Like the previous two games in the series, Persona 5 is slated to receive an anime adaptation. However, Persona 4: The Animation and Persona 3: The Movie didn’t fare so well. To find out why, and what the upcoming Persona 5 anime can do differently, let’s take a closer look at what made the games so special.
The Persona games take place over a year of time. This provides ample opportunity to explore the city, engage in side quests, and get to know the people surrounding the main character in greater detail. In fact, Persona 5’s loading screen says it all: “Take your time”.
In contrast, with just a few hours total runtime, both P3:TM and P4:TA have to cram in as much plot development as possible. This means drastically reduced amounts of social interaction, which were the real attraction of the games themselves. This isn’t too much to ask as Persona 5 has ample amounts of filler that could be cut. Take the majority of the Memento’s missions, for instance. These have minimal bearing on the plot and could be safely pared down without any real issues.
Those attempting to view the Persona adaptations as a standalone experience will be sorely disappointed. Essentially, they tell a highly condensed version of their respective games while attempting to shoehorn in references that only someone who’s played it will understand. This leads to a confusing, diluted story which satisfies no one. Persona 5’s Day Breakers OVA, however, managed to capture the feel of the game while moving the plot along at a reasonable pace. If this approach is taken with the animated series, that’d be an excellent start.

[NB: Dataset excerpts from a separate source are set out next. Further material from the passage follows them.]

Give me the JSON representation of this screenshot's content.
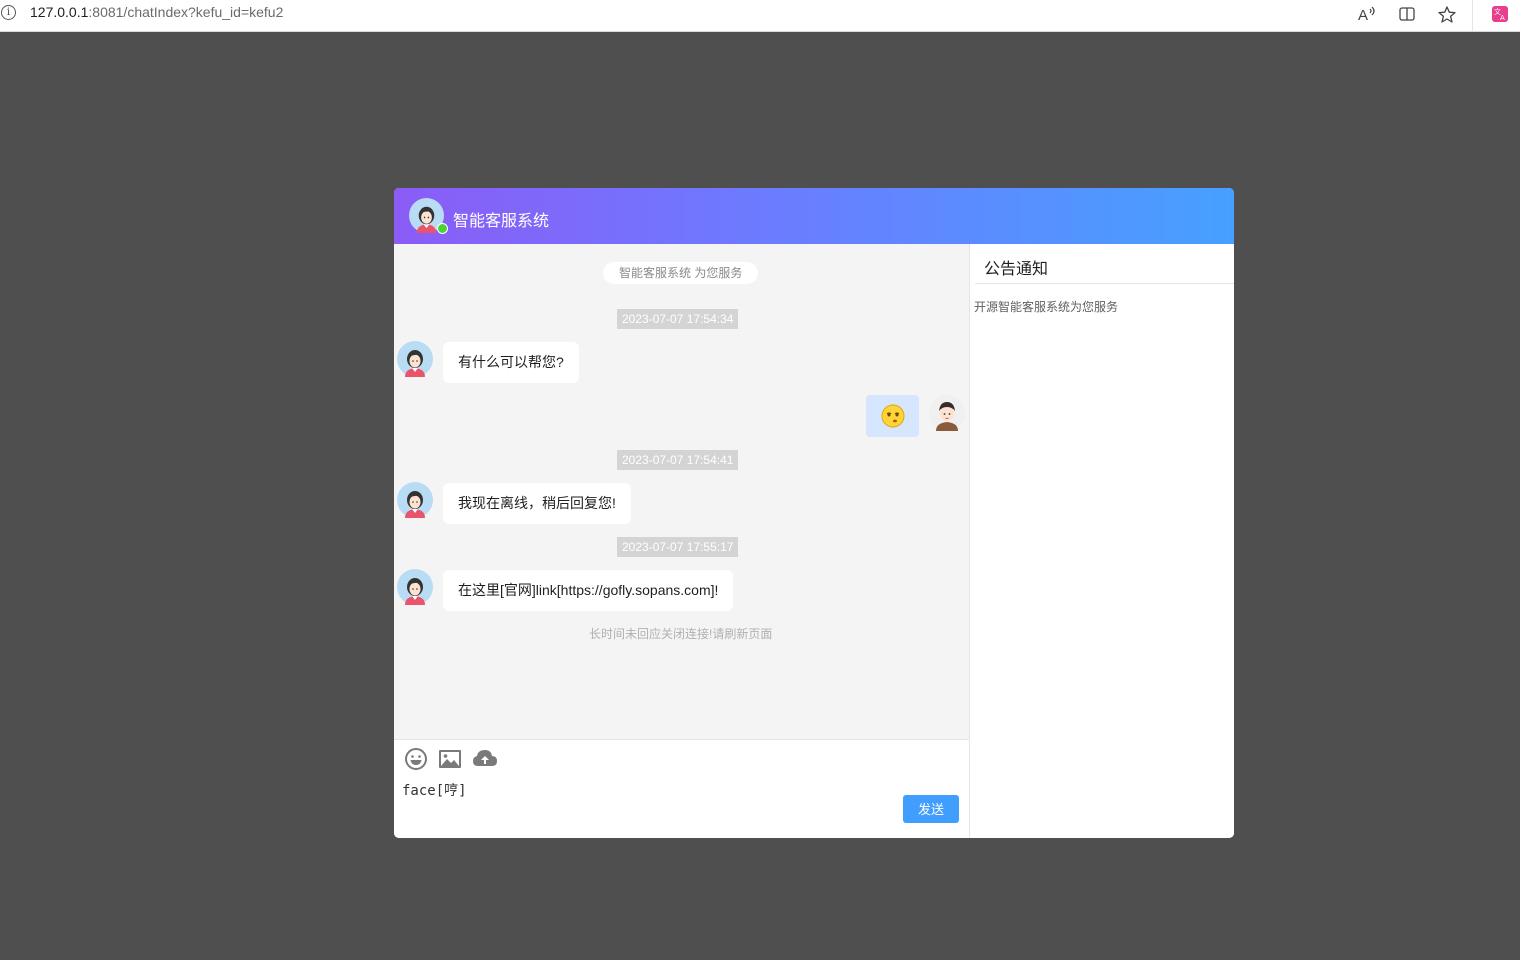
{
  "browser": {
    "url_host": "127.0.0.1",
    "url_rest": ":8081/chatIndex?kefu_id=kefu2",
    "info_icon": "info-icon",
    "icons": [
      "read-aloud-icon",
      "split-screen-icon",
      "favorite-star-icon",
      "translate-icon"
    ]
  },
  "header": {
    "title": "智能客服系统",
    "status": "online"
  },
  "chat": {
    "system_notice": "智能客服系统 为您服务",
    "messages": [
      {
        "type": "time",
        "text": "2023-07-07 17:54:34"
      },
      {
        "type": "agent",
        "text": "有什么可以帮您?"
      },
      {
        "type": "user",
        "emoji": "face-emoji-icon"
      },
      {
        "type": "time",
        "text": "2023-07-07 17:54:41"
      },
      {
        "type": "agent",
        "text": "我现在离线，稍后回复您!"
      },
      {
        "type": "time",
        "text": "2023-07-07 17:55:17"
      },
      {
        "type": "agent",
        "text": "在这里[官网]link[https://gofly.sopans.com]!"
      }
    ],
    "closed_note": "长时间未回应关闭连接!请刷新页面"
  },
  "input": {
    "tools": [
      "emoji-icon",
      "image-icon",
      "upload-cloud-icon"
    ],
    "value": "face[哼]",
    "send_label": "发送"
  },
  "sidebar": {
    "title": "公告通知",
    "content": "开源智能客服系统为您服务"
  },
  "colors": {
    "header_start": "#8b5cf6",
    "header_end": "#47a0ff",
    "send_button": "#409eff",
    "online": "#4cd137",
    "user_bubble": "#d6e6ff"
  }
}
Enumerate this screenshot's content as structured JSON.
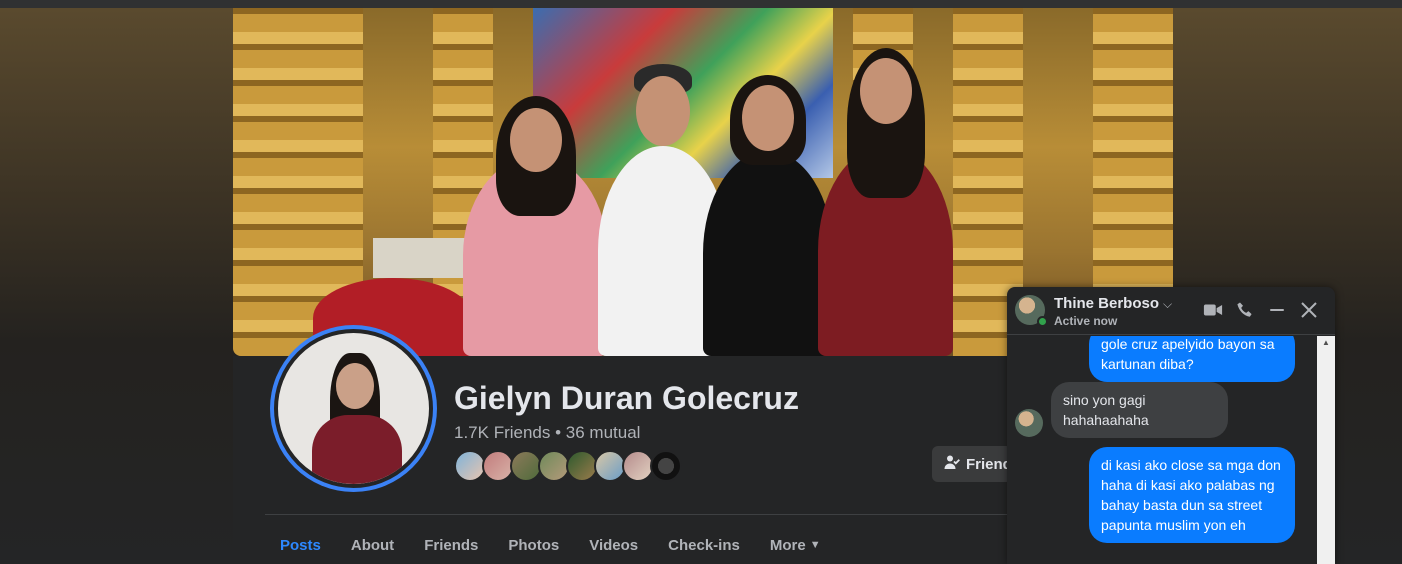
{
  "profile": {
    "name": "Gielyn Duran Golecruz",
    "friends_summary": "1.7K Friends • 36 mutual",
    "friends_button_label": "Friends"
  },
  "tabs": [
    {
      "label": "Posts",
      "active": true
    },
    {
      "label": "About"
    },
    {
      "label": "Friends"
    },
    {
      "label": "Photos"
    },
    {
      "label": "Videos"
    },
    {
      "label": "Check-ins"
    },
    {
      "label": "More"
    }
  ],
  "chat": {
    "contact_name": "Thine Berboso",
    "status": "Active now",
    "messages": [
      {
        "direction": "outgoing",
        "text": "gole cruz apelyido bayon sa kartunan diba?"
      },
      {
        "direction": "incoming",
        "text": "sino yon gagi hahahaahaha"
      },
      {
        "direction": "outgoing",
        "text": "di kasi ako close sa mga don haha di kasi ako palabas ng bahay basta dun sa street papunta muslim yon eh"
      }
    ]
  },
  "colors": {
    "accent": "#2d88ff",
    "outgoing_bubble": "#0a7cff",
    "incoming_bubble": "#3e4042",
    "online": "#31a24c",
    "avatar_ring": "#3b82f6"
  },
  "icons": [
    "user-check-icon",
    "video-call-icon",
    "phone-icon",
    "minimize-icon",
    "close-icon",
    "chevron-down-icon",
    "caret-down-icon",
    "scroll-up-arrow-icon"
  ]
}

The Persona games have always been known for their unique aesthetics. Despite this, the animation in the adaptations was often inferior to that of the games (which, we remind you, were released in the PS2 era). If Persona 5’s adaptation can consistently capture the quality of the game’s beautifully drawn cutscenes, it’s already halfway there. Of course, the music is vital too, but in the past, the adaptations have actually been pretty good at including key tracks from the games.
Realistically, a 25-episode show isn’t going to be able to offer a bespoke replacement for an RPG that takes dozens of hours to finish. That said, if A-1 Pictures give this adaptation half the care that went into Your Lie in April or Sora no Woto, it has the potential to become a real success, one that satisfies not only people who have played the game, but newcomers and people who are interested in Persona but who can’t commit to the time it requires.